I am trying to perform a comparison between 5 algorithms against the KDD Cup 99 dataset and the NSL-KDD datasets using Python and I am having an issue when trying to build and evaluate the models against the KDDCup99 dataset and the NSL-KDD dataset.
Whenever I try to run the algorithms on the datasets I get the following error 'could not convert string to float: S0'
This error is produced during the during the evaluation of the 5 models; Logistic Regression, Linear Discriminant Analysis, K-Nearest Neighbors, Classification and Regression Trees, Gaussian Naive Bayes and Support Vector Machines.
Here is the code that I am using to evaluate the datasets:
#Load KDD dataset
dataset = pandas.read_csv('Datasets/KDDCUP 99/kddcup.csv', names = ['duration','protocol_type','service','src_bytes','dst_bytes','flag','land','wrong_fragment','urgent',
'hot','num_failed_logins','logged_in','num_compromised','root_shell','su_attempted','num_root','num_file_creations',
'num_shells','num_access_files','num_outbound_cmds','is_host_login','is_guest_login','count','serror_rate',
'rerror_rate','same_srv_rate','diff_srv_rate','srv_count','srv_serror_rate','srv_rerror_rate','srv_diff_host_rate',
'dst_host_count','dst_host_srv_count','dst_host_same_srv_rate','dst_host_diff_srv_rate','dst_host_same_src_port_rate',
'dst_host_srv_diff_host_rate','dst_host_serror_rate','dst_host_srv_serror_rate','dst_host_rerror_rate','dst_host_srv_rerror_rate','class'])
# split data into X and y
array = dataset.values
X = array[:,0:41]
Y = array[:,41]
# Split-out validation dataset
validation_size = 0.20
seed = 7
X_train, X_validation, Y_train, Y_validation = cross_validation.train_test_split(X, Y, test_size=validation_size, random_state=seed)
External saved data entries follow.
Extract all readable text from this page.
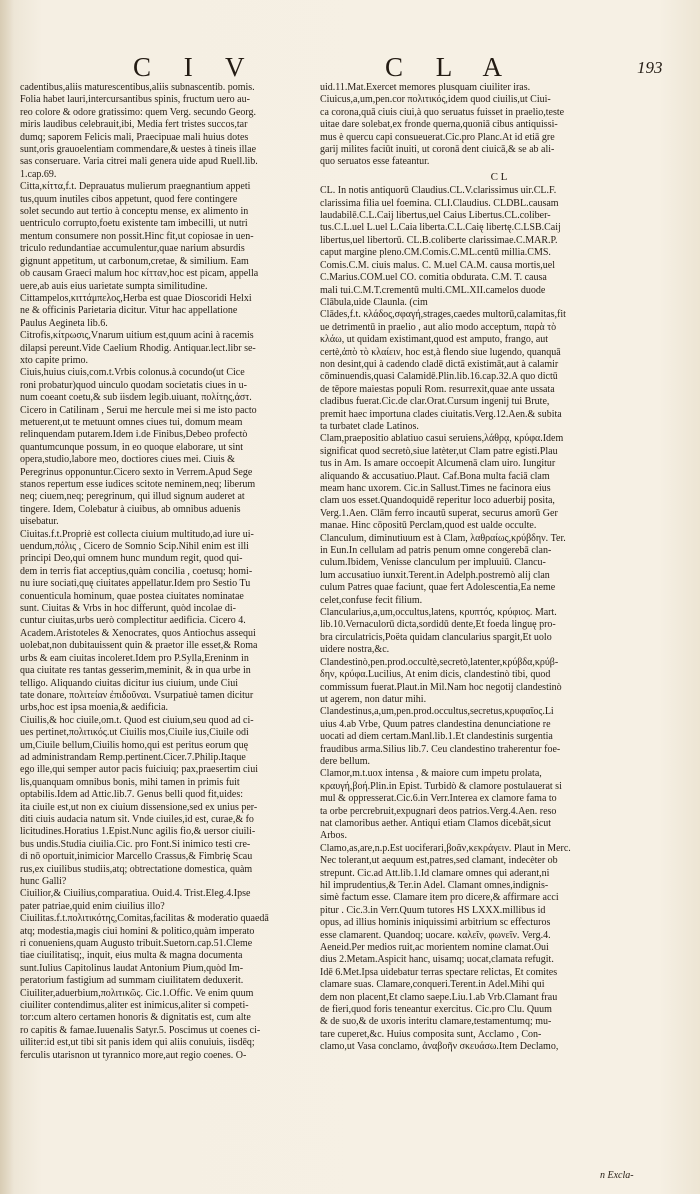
C I V	C L A	193

cadentibus,aliis maturescentibus,aliis subnascentib. pomis.

Folia habet lauri,intercursantibus spinis, fructum uero au-

reo colore & odore gratissimo: quem Verg. secundo Georg.

miris laudibus celebrauit,ibi, Media fert tristes succos,tar

dumq; saporem Felicis mali, Praecipuae mali huius dotes

sunt,oris grauoelentiam commendare,& uestes à tineis illae

sas conseruare. Varia citrei mali genera uide apud Ruell.lib.

1.cap.69.

Citta,κίττα,f.t. Deprauatus mulierum praegnantium appeti

tus,quum inutiles cibos appetunt, quod fere contingere

solet secundo aut tertio à conceptu mense, ex alimento in

uentriculo corrupto,foetu existente tam imbecilli, ut nutri

mentum consumere non possit.Hinc fit,ut copiosae in uen-

triculo redundantiae accumulentur,quae narium absurdis

gignunt appetitum, ut carbonum,cretae, & similium. Eam

ob causam Graeci malum hoc κίτταν,hoc est picam, appella

uere,ab auis eius uarietate sumpta similitudine.

Cittampelos,κιττάμπελος,Herba est quae Dioscoridi Helxi

ne & officinis Parietaria dicitur. Vitur hac appellatione

Paulus Aegineta lib.6.

Citrofis,κίτρωσις,Vnarum uitium est,quum acini à racemis

dilapsi pereunt.Vide Caelium Rhodig. Antiquar.lect.libr se-

xto capite primo.

Ciuis,huius ciuis,com.t.Vrbis colonus.à cocundo(ut Cice

roni probatur)quod uinculo quodam societatis ciues in u-

num coeant coetu,& sub iisdem legib.uiuant, πολίτης,ἀστ.

Cicero in Catilinam , Serui me hercule mei si me isto pacto

metuerent,ut te metuunt omnes ciues tui, domum meam

relinquendam putarem.Idem i.de Finibus,Debeo profectò

quantumcunque possum, in eo quoque elaborare, ut sint

opera,studio,labore meo, doctiores ciues mei. Ciuis &

Peregrinus opponuntur.Cicero sexto in Verrem.Apud Sege

stanos repertum esse iudices scitote neminem,neq; liberum

neq; ciuem,neq; peregrinum, qui illud signum auderet at

tingere. Idem, Colebatur à ciuibus, ab omnibus aduenis

uisebatur.

Ciuitas.f.t.Propriè est collecta ciuium multitudo,ad iure ui-

uendum,πόλις , Cicero de Somnio Scip.Nihil enim est illi

principi Deo,qui omnem hunc mundum regit, quod qui-

dem in terris fiat acceptius,quàm concilia , coetusq; homi-

nu iure sociati,quę ciuitates appellatur.Idem pro Sestio Tu

conuenticula hominum, quae postea ciuitates nominatae

sunt. Ciuitas & Vrbs in hoc differunt, quòd incolae di-

cuntur ciuitas,urbs uerò complectitur aedificia. Cicero 4.

Academ.Aristoteles & Xenocrates, quos Antiochus assequi

uolebat,non dubitauissent quin & praetor ille esset,& Roma

urbs & eam ciuitas incoleret.Idem pro P.Sylla,Ereninm in

qua ciuitate res tantas gesserim,meminit, & in qua urbe in

telligo. Aliquando ciuitas dicitur ius ciuium, unde Ciui

tate donare, πολιτείαν ἐπιδοῦναι. Vsurpatiuè tamen dicitur

urbs,hoc est ipsa moenia,& aedificia.

Ciuilis,& hoc ciuile,om.t. Quod est ciuium,seu quod ad ci-

ues pertinet,πολιτικός.ut Ciuilis mos,Ciuile ius,Ciuile odi

um,Ciuile bellum,Ciuilis homo,qui est peritus eorum quę

ad administrandam Remp.pertinent.Cicer.7.Philip.Itaque

ego ille,qui semper autor pacis fuiciuiq; pax,praesertim ciui

lis,quanquam omnibus bonis, mihi tamen in primis fuit

optabilis.Idem ad Attic.lib.7. Genus belli quod fit,uides:

ita ciuile est,ut non ex ciuium dissensione,sed ex unius per-

diti ciuis audacia natum sit. Vnde ciuiles,id est, curae,& fo

licitudines.Horatius 1.Epist.Nunc agilis fio,& uersor ciuili-

bus undis.Studia ciuilia.Cic. pro Font.Si inimico testi cre-

di nō oportuit,inimicior Marcello Crassus,& Fimbrię Scau

rus,ex ciuilibus studiis,atq; obtrectatione domestica, quàm

hunc Galli?

Ciuilior,& Ciuilius,comparatiua. Ouid.4. Trist.Eleg.4.Ipse

pater patriae,quid enim ciuilius illo?

Ciuilitas.f.t.πολιτικότης,Comitas,facilitas & moderatio quaedā

atq; modestia,magis ciui homini & politico,quàm imperato

ri conueniens,quam Augusto tribuit.Suetorn.cap.51.Cleme

tiae ciuilitatisq;, inquit, eius multa & magna documenta

sunt.Iulius Capitolinus laudat Antonium Pium,quòd Im-

peratorium fastigium ad summam ciuilitatem deduxerit.

Ciuiliter,aduerbium,πολιτικῶς. Cic.1.Offic. Ve enim quum

ciuiliter contendimus,aliter est inimicus,aliter si competi-

tor:cum altero certamen honoris & dignitatis est, cum alte

ro capitis & famae.Iuuenalis Satyr.5. Poscimus ut coenes ci-

uiliter:id est,ut tibi sit panis idem qui aliis conuiuis, iisdēq;

ferculis utarisnon ut tyrannico more,aut regio coenes. O-

uid.11.Mat.Exercet memores plusquam ciuiliter iras.

Ciuicus,a,um,pen.cor πολιτικός,idem quod ciuilis,ut Ciui-

ca corona,quā ciuis ciui,à quo seruatus fuisset in praelio,teste

uitae dare solebat,ex fronde querna,quoniā cibus antiquissi-

mus è quercu capi consueuerat.Cic.pro Planc.At id etiā gre

garij milites faciūt inuiti, ut coronā dent ciuicā,& se ab ali-

quo seruatos esse fateantur.

C L

CL. In notis antiquorū Claudius.CL.V.clarissimus uir.CL.F.

clarissima filia uel foemina. CLI.Claudius. CLDBL.causam

laudabilē.C.L.Caij libertus,uel Caius Libertus.CL.coliber-

tus.C.L.uel L.uel L.Caia liberta.C.L.Caię libertę.C.LSB.Caij

libertus,uel libertorū. CL.B.coliberte clarissimae.C.MAR.P.

caput margine pleno.CM.Comis.C.ML.centū millia.CMS.

Comis.C.M. ciuis malus. C. M.uel CA.M. causa mortis,uel

C.Marius.COM.uel CO. comitia obdurata. C.M. T. causa

mali tui.C.M.T.crementū multi.CML.XII.camelos duode

Clābula,uide Claunla. (cim

Clādes,f.t. κλάδος,σφαγή,strages,caedes multorū,calamitas,fit

ue detrimentū in praelio , aut alio modo acceptum, παρὰ τὸ

κλάω, ut quidam existimant,quod est amputo, frango, aut

certè,ἀπὸ τὸ κλαίειν, hoc est,à flendo siue lugendo, quanquā

non desint,qui à cadendo cladē dictā existimāt,aut à calamir

cōminuendis,quasi Calamidē.Plin.lib.16.cap.32.A quo dictū

de tēpore maiestas populi Rom. resurrexit,quae ante ussata

cladibus fuerat.Cic.de clar.Orat.Cursum ingenij tui Brute,

premit haec importuna clades ciuitatis.Verg.12.Aen.& subita

ta turbatet clade Latinos.

Clam,praepositio ablatiuo casui seruiens,λάθρᾳ, κρύφα.Idem

significat quod secretò,siue latèter,ut Clam patre egisti.Plau

tus in Am. Is amare occoepit Alcumenā clam uiro. Iungitur

aliquando & accusatiuo.Plaut. Caf.Bona multa faciā clam

meam hanc uxorem. Cic.in Sallust.Times ne facinora eius

clam uos esset.Quandoquidē reperitur loco aduerbij posita,

Verg.1.Aen. Clām ferro incautū superat, securus amorū Ger

manae. Hinc cōpositū Perclam,quod est ualde occulte.

Clanculum, diminutiuum est à Clam, λαθραίως,κρύβδην. Ter.

in Eun.In cellulam ad patris penum omne congerebā clan-

culum.Ibidem, Venisse clanculum per impluuiū. Clancu-

lum accusatiuo iunxit.Terent.in Adelph.postremò alij clan

culum Patres quae faciunt, quae fert Adolescentia,Ea neme

celet,confuse fecit filium.

Clancularius,a,um,occultus,latens, κρυπτός, κρύφιος. Mart.

lib.10.Vernaculorū dicta,sordidū dente,Et foeda linguę pro-

bra circulatricis,Poëta quidam clancularius spargit,Et uolo

uidere nostra,&c.

Clandestinò,pen.prod.occultè,secretò,latenter,κρύβδα,κρύβ-

δην, κρύφα.Lucilius, At enim dicis, clandestinò tibi, quod

commissum fuerat.Plaut.in Mil.Nam hoc negotij clandestinò

ut agerem, non datur mihi.

Clandestinus,a,um,pen.prod.occultus,secretus,κρυφαῖος.Li

uius 4.ab Vrbe, Quum patres clandestina denunciatione re

uocati ad diem certam.Manl.lib.1.Et clandestinis surgentia

fraudibus arma.Silius lib.7. Ceu clandestino traherentur foe-

dere bellum.

Clamor,m.t.uox intensa , & maiore cum impetu prolata,

κραυγή,βοή.Plin.in Epist. Turbidò & clamore postulauerat si

mul & oppresserat.Cic.6.in Verr.Interea ex clamore fama to

ta orbe percrebruit,expugnari deos patrios.Verg.4.Aen. reso

nat clamoribus aether. Antiqui etiam Clamos dicebāt,sicut

Arbos.

Clamo,as,are,n.p.Est uociferari,βοᾶν,κεκράγειν. Plaut in Merc.

Nec tolerant,ut aequum est,patres,sed clamant, indecèter ob

strepunt. Cic.ad Att.lib.1.Id clamare omnes qui aderant,ni

hil imprudentius,& Ter.in Adel. Clamant omnes,indignis-

simè factum esse. Clamare item pro dicere,& affirmare acci

pitur . Cic.3.in Verr.Quum tutores HS LXXX.millibus id

opus, ad illius hominis iniquissimi arbitrium sc effecturos

esse clamarent. Quandoq; uocare. καλεῖν, φωνεῖν. Verg.4.

Aeneid.Per medios ruit,ac morientem nomine clamat.Oui

dius 2.Metam.Aspicit hanc, uisamq; uocat,clamata refugit.

Idē 6.Met.Ipsa uidebatur terras spectare relictas, Et comites

clamare suas. Clamare,conqueri.Terent.in Adel.Mihi qui

dem non placent,Et clamo saepe.Liu.1.ab Vrb.Clamant frau

de fieri,quod foris teneantur exercitus. Cic.pro Clu. Quum

& de suo,& de uxoris interitu clamare,testamentumq; mu-

tare cuperet,&c. Huius composita sunt, Acclamo , Con-

clamo,ut Vasa conclamo, ἀναβοῆν σκευάσω.Item Declamo,

n Excla-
# Test options and evaluation metric
num_folds = 7
num_instances = len(X_train)
seed = 7
scoring = 'accuracy'
# Algorithms
models = []
models.append(('LR', LogisticRegression()))
models.append(('LDA', LinearDiscriminantAnalysis()))
models.append(('KNN', KNeighborsClassifier()))
models.append(('CART', DecisionTreeClassifier()))
models.append(('NB', GaussianNB()))
models.append(('SVM', SVC()))
# evaluate each model in turn
results = []
names = []
for name, model in models:
kfold = cross_validation.KFold(n=num_instances, n_folds=num_folds,
random_state=seed)
#Here is where the error is spit out
{
cv_results = cross_validation.cross_val_score(model, X_train, Y_train, cv=kfold, scoring=scoring) # Could not convert string to float happens here. Scoring uses string.
results.append(cv_results)
names.append(name)
msg = "%s: %f (%f)" % (name, cv_results.mean()*100, cv_results.std()*100)#multiplying by 100 to show percentage
print(msg)
}
# Compare Algorithms
fig = plt.figure()
fig.suptitle('Algorithm Comparison')
ax = fig.add_subplot(111)
plt.boxplot(results)
ax.set_xticklabels(Y)
plt.show()
Here is a 3 line sample from the KDDcup99 datatset:
0 tcp http SF 215 45076 0 0 0 0 0 1 0 0 0 0 0 0 0 0 0 0 1 1 0 0 0 0 1 0 0 0 0 0 0 0 0 0 0 0 0 normal.
0 tcp http SF 162 4528 0 0 0 0 0 1 0 0 0 0 0 0 0 0 0 0 2 2 0 0 0 0 1 0 0 1 1 1 0 1 0 0 0 0 0 normal.
0 tcp http SF 236 1228 0 0 0 0 0 1 0 0 0 0 0 0 0 0 0 0 1 1 0 0 0 0 1 0 0 2 2 1 0 0.5 0 0 0 0 0 normal.
I have tried using label encoding and it still spits out the same error and when I was looking through the sklearn websites, I noticed that the scoring value was for the string type, is this the cause of the issue? and if not, is there a problem with the way I have loaded the dataset?
EDIT I tried removing scoring value from the code and still got the same error.